Однако этот раб был давно подкуплен Брутом и информировал его о тайных переговорах. О том, что в заговоре замешан его шурин, Брут знал. Любви к нему он не питал и потому вознамерился его разоблачить. О том, что к измене причастны его родные сыновья, Брут не мог и помыслить.
Рабу было обещано, что за неопровержимые доказательства существования заговора он получит не только свободу, но и права гражданина новой республики. Со смешанным чувством страха и возбуждения он явился к консулам, имея при себе доверенные ему хозяином письма.

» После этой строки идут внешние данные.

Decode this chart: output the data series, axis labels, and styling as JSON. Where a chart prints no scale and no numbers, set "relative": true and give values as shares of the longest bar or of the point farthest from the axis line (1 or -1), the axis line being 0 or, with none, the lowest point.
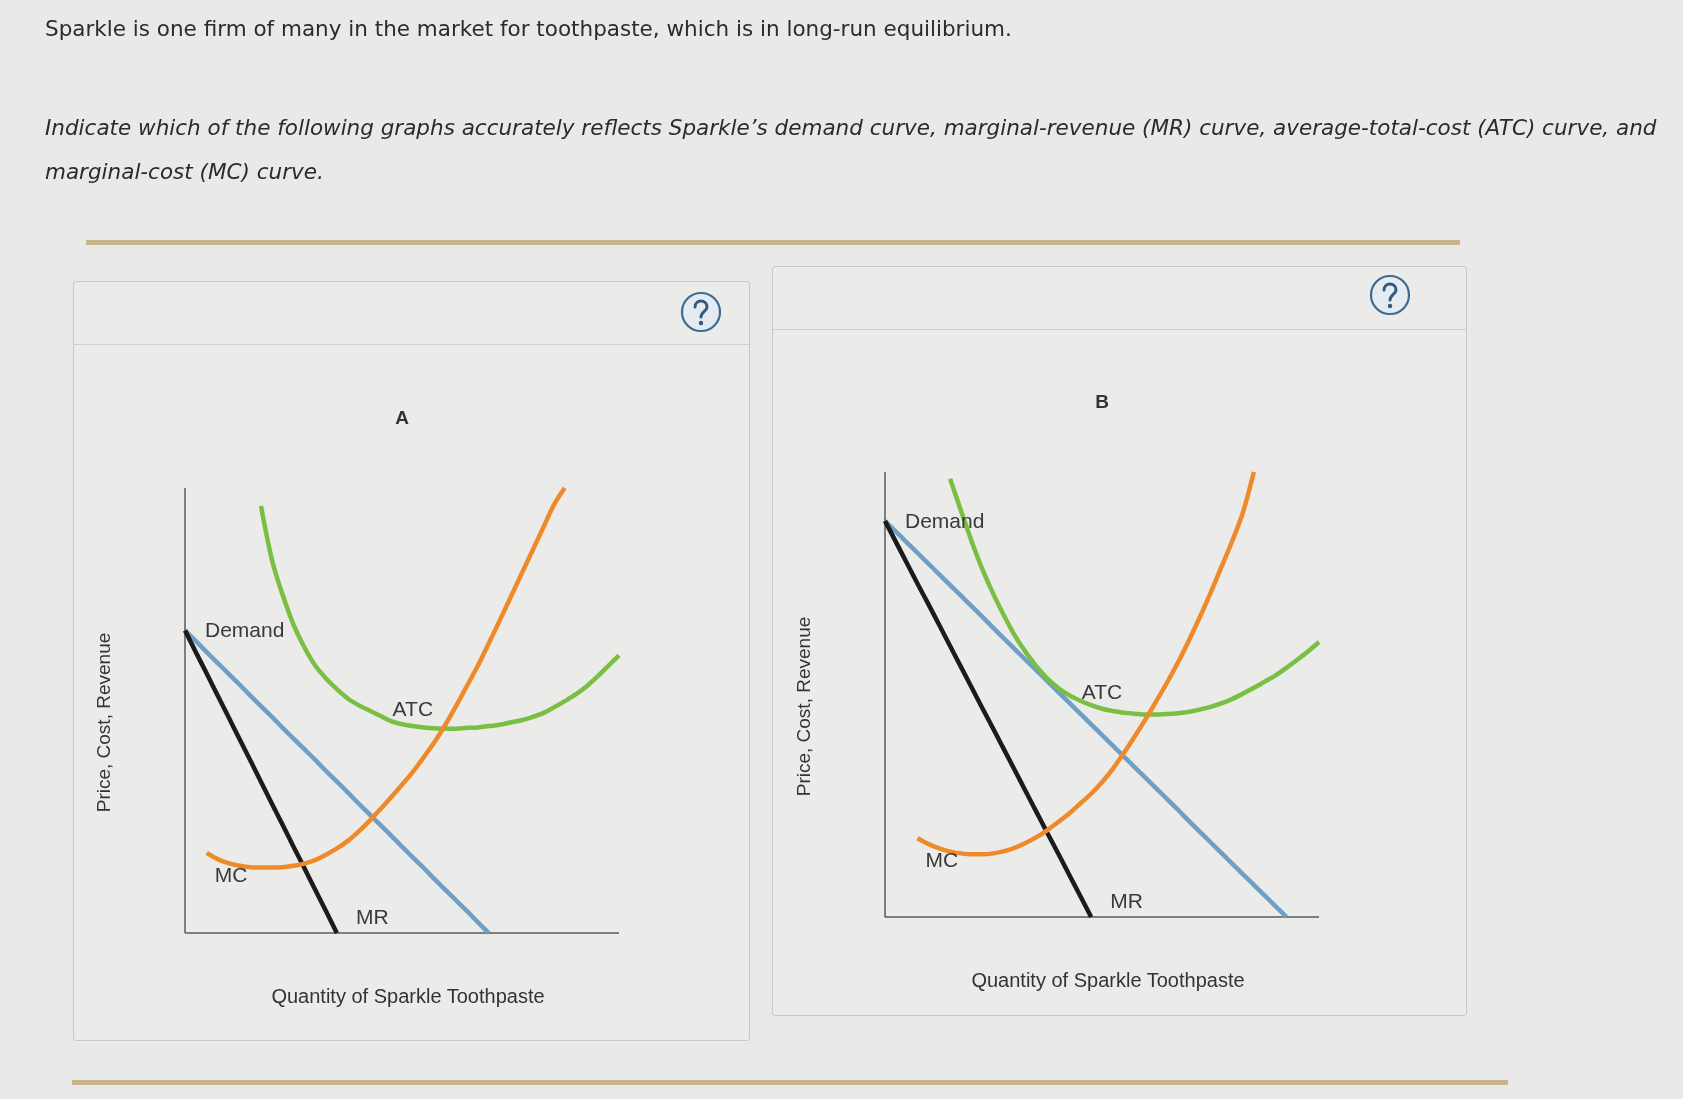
{
  "chart_data": [
    {
      "type": "other",
      "annotations": [
        "Sparkle is one firm of many in the market for toothpaste, which is in long-run equilibrium.",
        "Indicate which of the following graphs accurately reflects Sparkle’s demand curve, marginal-revenue (MR) curve, average-total-cost (ATC) curve, and marginal-cost (MC) curve."
      ]
    },
    {
      "type": "line",
      "title": "A",
      "xlabel": "Quantity of Sparkle Toothpaste",
      "ylabel": "Price, Cost, Revenue",
      "relative": true,
      "categories": [
        null,
        null,
        null,
        null,
        null,
        null,
        null,
        null,
        null,
        null,
        null,
        null,
        null,
        null,
        null,
        null,
        null,
        null,
        null,
        null,
        null,
        null,
        null,
        null,
        null,
        null,
        null,
        null,
        null,
        null,
        null,
        null,
        null,
        null,
        null,
        null,
        null,
        null,
        null,
        null,
        null
      ],
      "series": [
        {
          "name": "Demand",
          "color": "#6f9fc6",
          "values": [
            0.68,
            0.656,
            0.631,
            0.607,
            0.583,
            0.559,
            0.534,
            0.51,
            0.486,
            0.461,
            0.437,
            0.413,
            0.389,
            0.364,
            0.34,
            0.316,
            0.291,
            0.267,
            0.243,
            0.219,
            0.194,
            0.17,
            0.146,
            0.121,
            0.097,
            0.073,
            0.049,
            0.024,
            0,
            null,
            null,
            null,
            null,
            null,
            null,
            null,
            null,
            null,
            null,
            null,
            null
          ]
        },
        {
          "name": "MR",
          "color": "#1e1a1c",
          "values": [
            0.68,
            0.631,
            0.583,
            0.534,
            0.486,
            0.437,
            0.389,
            0.34,
            0.291,
            0.243,
            0.194,
            0.146,
            0.097,
            0.049,
            0,
            null,
            null,
            null,
            null,
            null,
            null,
            null,
            null,
            null,
            null,
            null,
            null,
            null,
            null,
            null,
            null,
            null,
            null,
            null,
            null,
            null,
            null,
            null,
            null,
            null,
            null
          ]
        },
        {
          "name": "ATC",
          "color": "#79bf43",
          "values": [
            null,
            null,
            null,
            null,
            null,
            null,
            null,
            0.96,
            0.84,
            0.76,
            0.693,
            0.642,
            0.601,
            0.572,
            0.548,
            0.527,
            0.512,
            0.5,
            0.488,
            0.476,
            0.469,
            0.465,
            0.462,
            0.46,
            0.459,
            0.459,
            0.461,
            0.462,
            0.465,
            0.468,
            0.473,
            0.478,
            0.485,
            0.494,
            0.507,
            0.521,
            0.536,
            0.554,
            0.576,
            0.6,
            0.624
          ]
        },
        {
          "name": "MC",
          "color": "#ee8a2a",
          "values": [
            null,
            null,
            0.18,
            0.166,
            0.157,
            0.151,
            0.148,
            0.147,
            0.147,
            0.148,
            0.151,
            0.156,
            0.164,
            0.176,
            0.19,
            0.207,
            0.228,
            0.252,
            0.278,
            0.305,
            0.333,
            0.362,
            0.395,
            0.429,
            0.468,
            0.511,
            0.556,
            0.601,
            0.651,
            0.702,
            0.754,
            0.806,
            0.858,
            0.91,
            0.962,
            1,
            null,
            null,
            null,
            null,
            null
          ]
        }
      ]
    },
    {
      "type": "line",
      "title": "B",
      "xlabel": "Quantity of Sparkle Toothpaste",
      "ylabel": "Price, Cost, Revenue",
      "relative": true,
      "categories": [
        null,
        null,
        null,
        null,
        null,
        null,
        null,
        null,
        null,
        null,
        null,
        null,
        null,
        null,
        null,
        null,
        null,
        null,
        null,
        null,
        null,
        null,
        null,
        null,
        null,
        null,
        null,
        null,
        null,
        null,
        null,
        null,
        null,
        null,
        null,
        null,
        null,
        null,
        null,
        null,
        null
      ],
      "series": [
        {
          "name": "Demand",
          "color": "#6f9fc6",
          "values": [
            0.89,
            0.866,
            0.842,
            0.818,
            0.794,
            0.77,
            0.746,
            0.722,
            0.698,
            0.674,
            0.649,
            0.625,
            0.601,
            0.577,
            0.553,
            0.529,
            0.505,
            0.481,
            0.457,
            0.433,
            0.409,
            0.385,
            0.361,
            0.337,
            0.313,
            0.289,
            0.265,
            0.241,
            0.216,
            0.192,
            0.168,
            0.144,
            0.12,
            0.096,
            0.072,
            0.048,
            0.024,
            0,
            null,
            null,
            null
          ]
        },
        {
          "name": "MR",
          "color": "#1e1a1c",
          "values": [
            0.89,
            0.843,
            0.796,
            0.749,
            0.703,
            0.656,
            0.609,
            0.562,
            0.515,
            0.468,
            0.422,
            0.375,
            0.328,
            0.281,
            0.234,
            0.187,
            0.141,
            0.094,
            0.047,
            0,
            null,
            null,
            null,
            null,
            null,
            null,
            null,
            null,
            null,
            null,
            null,
            null,
            null,
            null,
            null,
            null,
            null,
            null,
            null,
            null,
            null
          ]
        },
        {
          "name": "ATC",
          "color": "#79bf43",
          "values": [
            null,
            null,
            null,
            null,
            null,
            null,
            0.985,
            0.913,
            0.843,
            0.78,
            0.725,
            0.676,
            0.631,
            0.594,
            0.562,
            0.535,
            0.514,
            0.498,
            0.486,
            0.476,
            0.468,
            0.463,
            0.459,
            0.457,
            0.455,
            0.455,
            0.456,
            0.458,
            0.461,
            0.466,
            0.472,
            0.48,
            0.49,
            0.502,
            0.515,
            0.529,
            0.543,
            0.56,
            0.578,
            0.597,
            0.618
          ]
        },
        {
          "name": "MC",
          "color": "#ee8a2a",
          "values": [
            null,
            null,
            null,
            0.177,
            0.164,
            0.154,
            0.147,
            0.143,
            0.141,
            0.141,
            0.143,
            0.148,
            0.156,
            0.167,
            0.18,
            0.196,
            0.214,
            0.233,
            0.255,
            0.277,
            0.303,
            0.333,
            0.368,
            0.405,
            0.444,
            0.485,
            0.527,
            0.572,
            0.621,
            0.673,
            0.728,
            0.786,
            0.845,
            0.91,
            1,
            null,
            null,
            null,
            null,
            null,
            null
          ]
        }
      ]
    }
  ]
}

– Сколько? – спросил Брут.
– Двадцать писем, – сказал раб, – подписанных двадцатью одним человеком.
Брут нахмурился:
– Получается, что одно из писем подписано двумя именами?
– Да, консул.
Брут брал одно письмо за другим и читал их, а потом передавал Коллатину. Некоторые из имен ничуть не удивляли Брута, а если иные и потрясали, то он, сознавая серьезность момента, не давал воли чувствам и произносил их с невозмутимым видом.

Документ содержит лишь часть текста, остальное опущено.